As we approach Thanksgiving I want to give thanks to and for my friends.

To my lifetime friend, who no matter how long it is between phone calls, and even longer times between when we get together you are there. It is like we just connected last week, time seems to not matter for us.   You get me.   You make me laugh  when I don’t know I need it. You provide insight about myself sometimes I don’t recognize.   You challenge me and make me a better person.    I hope I have been as good of friend to you as you have been to me.
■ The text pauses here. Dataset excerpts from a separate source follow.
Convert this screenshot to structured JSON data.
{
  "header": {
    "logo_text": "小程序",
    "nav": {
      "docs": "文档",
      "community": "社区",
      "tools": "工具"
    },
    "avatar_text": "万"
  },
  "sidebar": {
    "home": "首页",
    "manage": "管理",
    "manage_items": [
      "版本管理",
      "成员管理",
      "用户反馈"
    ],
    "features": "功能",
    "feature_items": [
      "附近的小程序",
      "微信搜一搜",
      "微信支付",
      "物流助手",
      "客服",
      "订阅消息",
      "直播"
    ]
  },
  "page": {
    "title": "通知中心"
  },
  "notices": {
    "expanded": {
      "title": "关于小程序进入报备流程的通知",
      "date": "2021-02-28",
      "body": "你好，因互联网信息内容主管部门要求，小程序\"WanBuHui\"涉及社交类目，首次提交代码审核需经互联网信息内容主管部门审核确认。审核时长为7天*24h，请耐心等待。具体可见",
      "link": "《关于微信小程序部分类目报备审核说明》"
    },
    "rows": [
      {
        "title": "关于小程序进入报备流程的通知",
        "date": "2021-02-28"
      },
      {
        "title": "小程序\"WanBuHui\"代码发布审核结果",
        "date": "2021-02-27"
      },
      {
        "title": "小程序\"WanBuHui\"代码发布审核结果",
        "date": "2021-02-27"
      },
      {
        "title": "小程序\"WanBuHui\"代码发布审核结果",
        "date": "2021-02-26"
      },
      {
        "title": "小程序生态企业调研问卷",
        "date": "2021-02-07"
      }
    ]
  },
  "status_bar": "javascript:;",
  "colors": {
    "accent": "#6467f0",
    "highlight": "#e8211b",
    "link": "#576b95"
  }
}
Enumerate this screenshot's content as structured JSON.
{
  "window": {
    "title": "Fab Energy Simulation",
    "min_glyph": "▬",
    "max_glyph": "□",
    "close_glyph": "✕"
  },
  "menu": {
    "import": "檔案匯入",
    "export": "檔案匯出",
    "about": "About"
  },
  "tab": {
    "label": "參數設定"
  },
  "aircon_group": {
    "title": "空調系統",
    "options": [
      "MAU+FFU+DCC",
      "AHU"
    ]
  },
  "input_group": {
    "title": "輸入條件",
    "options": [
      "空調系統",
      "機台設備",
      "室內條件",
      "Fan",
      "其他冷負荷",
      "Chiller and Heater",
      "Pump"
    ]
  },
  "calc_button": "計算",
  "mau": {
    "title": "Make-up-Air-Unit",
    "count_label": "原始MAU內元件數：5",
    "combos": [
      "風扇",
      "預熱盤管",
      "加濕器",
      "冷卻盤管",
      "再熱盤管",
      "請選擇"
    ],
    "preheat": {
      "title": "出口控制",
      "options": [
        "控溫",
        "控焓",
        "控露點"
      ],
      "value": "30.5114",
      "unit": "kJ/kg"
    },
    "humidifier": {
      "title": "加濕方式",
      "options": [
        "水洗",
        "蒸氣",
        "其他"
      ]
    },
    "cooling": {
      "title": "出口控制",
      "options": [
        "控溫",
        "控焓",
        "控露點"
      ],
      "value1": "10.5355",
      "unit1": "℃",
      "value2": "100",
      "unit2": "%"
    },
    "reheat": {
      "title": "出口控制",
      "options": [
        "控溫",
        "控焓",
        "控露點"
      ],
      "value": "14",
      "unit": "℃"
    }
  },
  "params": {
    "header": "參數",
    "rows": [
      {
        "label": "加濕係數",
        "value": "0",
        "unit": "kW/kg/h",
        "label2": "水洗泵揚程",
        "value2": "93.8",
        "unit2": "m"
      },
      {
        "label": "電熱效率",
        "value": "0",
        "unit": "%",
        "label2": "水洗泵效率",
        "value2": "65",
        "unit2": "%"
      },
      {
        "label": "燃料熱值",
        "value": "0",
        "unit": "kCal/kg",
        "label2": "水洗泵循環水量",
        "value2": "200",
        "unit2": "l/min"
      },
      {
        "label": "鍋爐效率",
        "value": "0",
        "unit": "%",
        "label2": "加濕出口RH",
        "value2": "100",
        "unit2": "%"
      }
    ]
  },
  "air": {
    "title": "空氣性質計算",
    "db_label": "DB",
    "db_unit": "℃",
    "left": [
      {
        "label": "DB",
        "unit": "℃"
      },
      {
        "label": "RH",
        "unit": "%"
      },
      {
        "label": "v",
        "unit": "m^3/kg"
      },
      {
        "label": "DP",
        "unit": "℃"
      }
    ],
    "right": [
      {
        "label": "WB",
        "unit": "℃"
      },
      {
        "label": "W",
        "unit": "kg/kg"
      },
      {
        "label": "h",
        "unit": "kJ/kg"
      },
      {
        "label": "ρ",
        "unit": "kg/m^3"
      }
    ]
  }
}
To my little sister friend, who is all grown up now.  Who’d have imagined when as a college student and you decided to rent a room from me that this would result in a friendship that was more like sisterhood. You never cease to amaze me with your drive.   Knowing you has helped me to realize it is never too late, or you are never too old to explore new things and dream a new dream.

To all my Thanksgiving family friends.   RangerSir and I have never been alone on my favorite holiday of the year.    Thanks to all my friends in Minnesota, Colorado, Michigan, and Montana who have be part of the the many dinners we have shared with you.

Thanks to all my creative friends who have been with me for all my creative endeavors.   Your support and encouragement have meant the world to me when I was full of doubt.

Thanks to my family who are not only friends but also family.   I am lucky that I have brothers who rock and never let me forget who I am or where I came from.

Thanks to RangerSir, who is not only my husband, but my best friend.

This holiday season I just want everyone to know I am thankful for having you in my life.